CookiePie at 10:25AM on 12/04/07
If you can get your hands on some real sorghum molasses that's what I'd use. In fact, it's the only kind I'll use. It has a much better flavor and is milder than most sugar molasses products in the stores. So tasty and mild that you can eat it on biscuits and cornbread, or just about anything you might ordinarily eat with honey.
Also, you can order authentic cane syrup on line. It's similar to molasses, but much, much milder. I've used in pecan pie (instead of the detested corn syrup) and it was WONDERFUL.
Just my two cents.
LoCo at 11:39AM on 12/04/07
Thank you thank you thank you.
Dailybrownie- It's good to know someone else finds Brer Rabbit to have an off flavor. I thought it was just that my bottle of molasses was bad or something.
StudentStomach at 11:58AM on 12/04/07
CI says Molasses is a byproduct of the sugar-refining process, there are three different types of molasses, each produced from successive boilings of the cane sugar.Light, or mild, molasses comes from the first boiling, dark from the second, and blackstrap from the third. http://www.cooksillustrated.com/tasting.asp?tastingid=16
Molasses is popular in shoofly pie land. There is blackstrap which I feel is very heavy but some people like that.
I get mine around here from a local place http://www.goldenbarrel.com/store/dept.asp?dept%5Fid=3
it is made here because it's a key ingredient in the shoofly pie.
Treacle would work. Steen's cane syrup would work http://www.steensyrup.com/Merchant2/merchant.mvc?Screen=CTGY&Store_Code=STEENS&Category_Code=S
Don't use dark corn syrup it's junk food.

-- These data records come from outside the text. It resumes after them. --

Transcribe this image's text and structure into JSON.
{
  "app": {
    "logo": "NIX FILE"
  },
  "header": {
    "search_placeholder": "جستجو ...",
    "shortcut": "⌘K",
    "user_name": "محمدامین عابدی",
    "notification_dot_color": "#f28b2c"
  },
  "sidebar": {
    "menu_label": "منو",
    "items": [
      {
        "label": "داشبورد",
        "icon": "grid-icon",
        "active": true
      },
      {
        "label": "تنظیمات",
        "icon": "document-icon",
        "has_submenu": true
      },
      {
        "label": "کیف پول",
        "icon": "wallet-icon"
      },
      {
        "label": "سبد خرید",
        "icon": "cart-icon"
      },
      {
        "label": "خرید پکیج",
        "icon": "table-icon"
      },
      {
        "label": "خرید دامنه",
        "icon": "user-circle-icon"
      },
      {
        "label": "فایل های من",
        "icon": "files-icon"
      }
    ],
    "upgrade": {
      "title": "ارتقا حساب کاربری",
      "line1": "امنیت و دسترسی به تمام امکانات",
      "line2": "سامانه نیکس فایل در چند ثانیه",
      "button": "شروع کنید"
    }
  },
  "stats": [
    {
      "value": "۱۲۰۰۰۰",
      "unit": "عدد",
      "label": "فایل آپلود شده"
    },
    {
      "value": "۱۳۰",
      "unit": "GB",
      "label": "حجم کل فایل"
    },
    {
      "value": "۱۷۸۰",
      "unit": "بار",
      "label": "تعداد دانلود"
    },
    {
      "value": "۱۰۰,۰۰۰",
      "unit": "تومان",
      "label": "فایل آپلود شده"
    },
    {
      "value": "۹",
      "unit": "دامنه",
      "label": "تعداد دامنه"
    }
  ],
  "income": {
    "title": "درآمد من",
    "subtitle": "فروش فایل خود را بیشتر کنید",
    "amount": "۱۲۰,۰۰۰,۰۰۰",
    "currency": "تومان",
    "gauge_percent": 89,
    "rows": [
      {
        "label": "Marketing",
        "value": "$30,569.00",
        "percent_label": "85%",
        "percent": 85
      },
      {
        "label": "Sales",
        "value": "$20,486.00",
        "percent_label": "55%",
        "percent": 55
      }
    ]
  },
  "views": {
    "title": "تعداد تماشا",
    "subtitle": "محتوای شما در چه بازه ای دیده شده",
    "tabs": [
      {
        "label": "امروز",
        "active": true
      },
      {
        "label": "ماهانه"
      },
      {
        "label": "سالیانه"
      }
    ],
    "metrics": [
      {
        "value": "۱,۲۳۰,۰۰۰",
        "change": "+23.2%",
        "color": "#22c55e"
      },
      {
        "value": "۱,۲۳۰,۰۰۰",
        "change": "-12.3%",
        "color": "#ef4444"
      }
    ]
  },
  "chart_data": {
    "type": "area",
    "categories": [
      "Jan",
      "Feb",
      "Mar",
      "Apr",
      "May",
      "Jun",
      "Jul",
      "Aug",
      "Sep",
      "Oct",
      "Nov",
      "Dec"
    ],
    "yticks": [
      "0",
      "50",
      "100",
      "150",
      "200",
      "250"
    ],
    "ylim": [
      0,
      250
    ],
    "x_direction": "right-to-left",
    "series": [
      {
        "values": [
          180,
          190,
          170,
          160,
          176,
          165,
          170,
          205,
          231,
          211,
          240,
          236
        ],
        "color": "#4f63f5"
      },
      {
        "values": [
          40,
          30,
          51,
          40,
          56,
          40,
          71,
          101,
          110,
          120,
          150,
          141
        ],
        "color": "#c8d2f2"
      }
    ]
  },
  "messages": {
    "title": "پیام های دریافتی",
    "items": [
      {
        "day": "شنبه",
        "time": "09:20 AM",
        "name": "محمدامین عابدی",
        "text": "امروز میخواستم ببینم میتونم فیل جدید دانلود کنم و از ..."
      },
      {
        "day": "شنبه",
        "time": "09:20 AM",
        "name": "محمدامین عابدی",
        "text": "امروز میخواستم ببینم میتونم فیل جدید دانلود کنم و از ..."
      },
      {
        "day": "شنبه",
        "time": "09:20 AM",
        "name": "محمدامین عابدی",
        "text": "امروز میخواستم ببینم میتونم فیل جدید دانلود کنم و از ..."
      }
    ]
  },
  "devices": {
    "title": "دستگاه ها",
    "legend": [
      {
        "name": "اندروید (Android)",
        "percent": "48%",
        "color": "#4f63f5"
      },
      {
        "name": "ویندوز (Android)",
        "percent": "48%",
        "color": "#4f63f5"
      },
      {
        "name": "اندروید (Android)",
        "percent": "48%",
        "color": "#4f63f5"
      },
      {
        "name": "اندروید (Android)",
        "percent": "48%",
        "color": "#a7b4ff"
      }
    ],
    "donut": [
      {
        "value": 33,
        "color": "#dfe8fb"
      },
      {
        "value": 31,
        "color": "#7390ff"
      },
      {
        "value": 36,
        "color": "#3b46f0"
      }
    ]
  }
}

I have used Grandma's or Brier Rabbit in a pinch I would but not use the Robust or the full blackstrap it's way too strong for my gingerbread.
JerzeeTomato at 12:43PM on 12/04/07
In "Walden" Thoreau writes of having made "a very good molasses from either pumpkins or beets", although he gives no recipes.
Beet molasses is a by-product of beet sugar, and I found mention on Wikipedia of molasses being made from carob, grape, date, pomegranate and mulberry, but not pumpkin.
Thoreau was known to be quite imaginative, and is often suspected of embellishing his tales though. For instance, once when questioned about his austere diet he claimed to be able to "live on board nails".
srhcb at 9:08PM on 12/04/07
My mom has been making molasses for 20+ years here in the states before i told her she could buy them at the market. Back in the homeland, no one ever buys molasses!